When Belgium was occupied during the Second World War, Le Soir continued to be published under German censorship, unlike many Belgian newspapers which went underground. The paper, which became known as "Le Soir Volé" (or "Stolen Le Soir"), was parodied by the resistance group, the Front de l'Indépendance which in 1943 published a satirical pro-Allied edition of the paper, dubbed the "Faux Soir" (or "Fake Soir"), which was mixed with official copies of the paper and distributed to news kiosks in Brussels. The "Stolen Le Soir" was notable for including Hergé's The Adventures of Tintin cartoons in serialized form during the war.

The renewed production of the "Free Le Soir", under Lucien Fuss, restarted on 6 September 1944, just days after the Allied Liberation of Brussels. The publisher of the paper is Rossel company.

==Circulation==
In the period of 1995–96 Le Soir had a circulation of 182,798 copies.
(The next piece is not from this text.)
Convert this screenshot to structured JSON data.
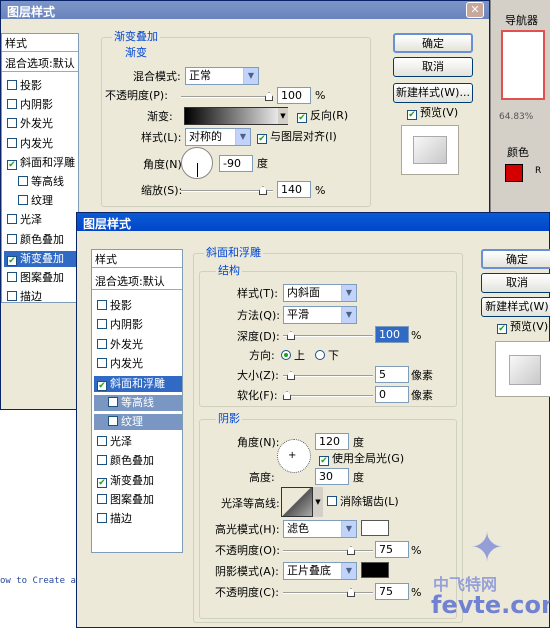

Its 2002 circulation was 130,495 copies with a market share of 20.3%. The circulation of the paper was 104,000 copies in 2003 and 101,000 copies in 2004.

==Editorial stance==
Compared to its centrist to centre-right competitor, La Libre Belgique, Le Soir is seen as social democratic and progressive with politically federalist leanings.

Reaffirmed on the occasion of the release of the new format on 15 November 2005, Le Soir describes its editorial stance as "a progressive and independent daily newspaper." It describes its aims to be a "counterweight" and "always alert, in line with society".

It describes its role as:

An evening paper to fight for the rights of man and women, to respect human dignity, freedom of expression, tolerance, multiculturalism, difference
— Béatrice Delvaux

==Google controversy==
The newspaper gained some notoriety on the internet after it successfully sued the search engine Google for copyright infringement. The case was built on the fact that Google made parts of the newspaper's website available through its search engine and its Google News service, even after the articles in question had been removed from the newspaper's website. A Belgian judge ruled that this did not conform to Belgian regulations and ordered Google to remove all "copyright violations" from its websites. Google responded by removing all links to the newspaper not only from its news service but also from its search index.
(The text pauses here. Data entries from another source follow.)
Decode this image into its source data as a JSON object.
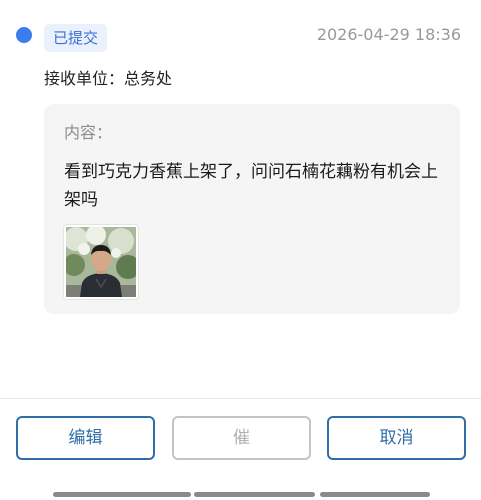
{
  "status": {
    "label": "已提交",
    "color": "#3b7ded"
  },
  "timestamp": "2026-04-29 18:36",
  "recipient": {
    "text": "接收单位：总务处"
  },
  "content": {
    "label": "内容：",
    "text": "看到巧克力香蕉上架了，问问石楠花藕粉有机会上架吗",
    "attachment": {
      "icon": "photo-thumbnail"
    }
  },
  "actions": {
    "edit_label": "编辑",
    "urge_label": "催",
    "cancel_label": "取消",
    "accent_color": "#2f6ea8",
    "disabled_color": "#b0b0b0"
  }
}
==Charlie Hebdo bomb threat==
In response to the terrorist attack on Charlie Hebdo in which 12 people died on 7 January 2015, some international organizations such as Reporters Without Borders and the Index on Censorship called for controversial Charlie Hebdo cartoons to be re-published in solidarity with the French satirical magazine and in defense of free speech. The Hamburger Morgenpost included Charlie Hebdo cartoons on its front cover on 8 January and was subsequently firebombed.

Le Soir faced bomb threats for republishing Charlie Hebdo cartoons, including many satirising religion.